In Berry v CCL Secure Pty Ltd [2020] HCA 27 misleading conduct caused the claimant to sign a contractual termination letter. All members of the court agreed in the result. An issue was the impact of a potential right to terminate the contract lawfully. The court clarified a number of matters relating to practice, and in particular, the onus of proof, which are worth noting.

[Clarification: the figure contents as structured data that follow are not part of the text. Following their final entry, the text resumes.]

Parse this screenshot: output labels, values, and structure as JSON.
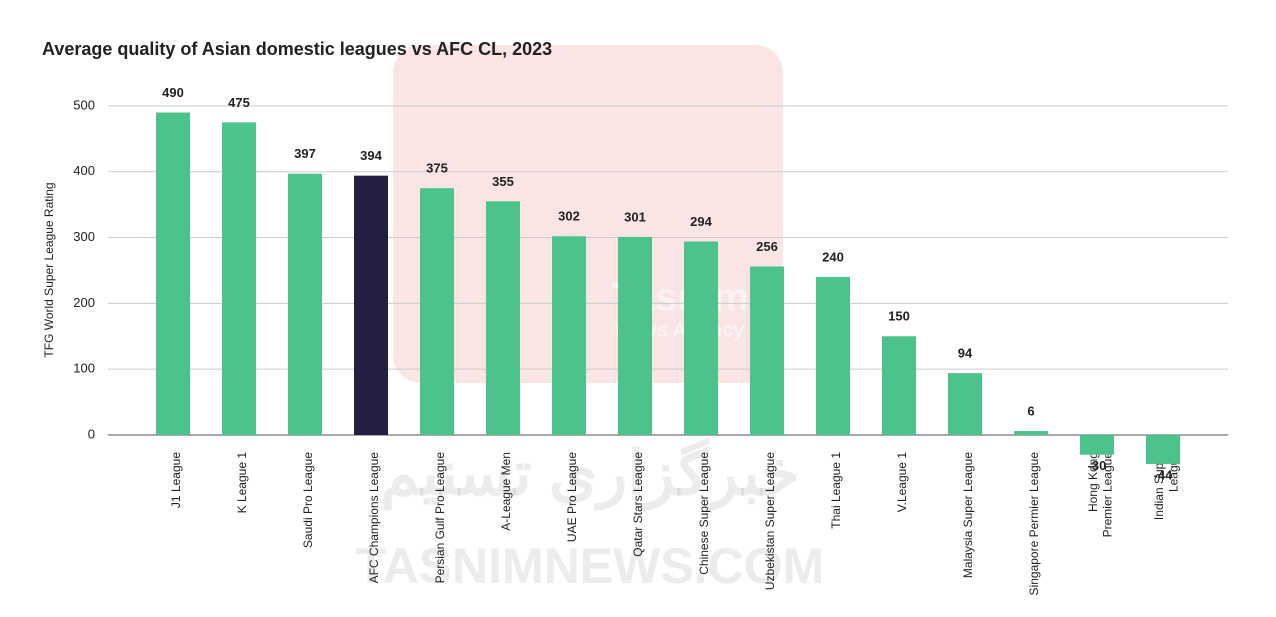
{
  "chart_data": {
    "type": "bar",
    "title": "Average quality of Asian domestic leagues vs AFC CL, 2023",
    "y_label": "TFG World Super League Rating",
    "categories": [
      "J1 League",
      "K League 1",
      "Saudi Pro League",
      "AFC Champions League",
      "Persian Gulf Pro League",
      "A-League Men",
      "UAE Pro League",
      "Qatar Stars League",
      "Chinese Super League",
      "Uzbekistan Super League",
      "Thai League 1",
      "V.League 1",
      "Malaysia Super League",
      "Singapore Permier League",
      "Hong Kong\nPremier League",
      "Indian Super\nLeague"
    ],
    "values": [
      490,
      475,
      397,
      394,
      375,
      355,
      302,
      301,
      294,
      256,
      240,
      150,
      94,
      6,
      -30,
      -44
    ],
    "colors": [
      "#4cc38a",
      "#4cc38a",
      "#4cc38a",
      "#231f45",
      "#4cc38a",
      "#4cc38a",
      "#4cc38a",
      "#4cc38a",
      "#4cc38a",
      "#4cc38a",
      "#4cc38a",
      "#4cc38a",
      "#4cc38a",
      "#4cc38a",
      "#4cc38a",
      "#4cc38a"
    ],
    "ylim": [
      -100,
      550
    ],
    "yticks": [
      0,
      100,
      200,
      300,
      400,
      500
    ],
    "grid": true,
    "watermark": [
      "Tasnim",
      "News Agency",
      "خبرگزاری تسنیم",
      "TASNIMNEWS.COM"
    ]
  }
}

The plurality, Bell, Keane and Nettle JJ, said at [39]: ‘although a claimant bears the burden of proof in the sense of the ultimate burden of establishing its case on the balance of probabilities, the burden of proof in the sense of introducing evidence is liable to shift constantly “according as one scale of evidence or the other preponderates”. Consequently, where, as here, it is established on the balance of probabilities that a wrongdoer purposely chose to achieve a certain result by means of a calculated deceit, the natural inference is that the wrongdoer was not and would not have been prepared to bring about that result by lawful means. … So, in the absence of contrary evidence, it may be inferred that the reason for engaging in the fraud was sufficient to dissuade the fraudster from proceeding by lawful means. The evidential burden thereupon shifts to the fraudster to adduce evidence sufficient to establish that, if it had not acted as it did, it would have been prepared to bring about the same result by lawful means. And in the absence of such evidence, it is fair to infer that there was not a realistic possibility of that occurring.’
Gageler and Edelman JJ also observed that, in the ordinary case, the pleaded counterfactuals limited the fact finding required by the court re causation.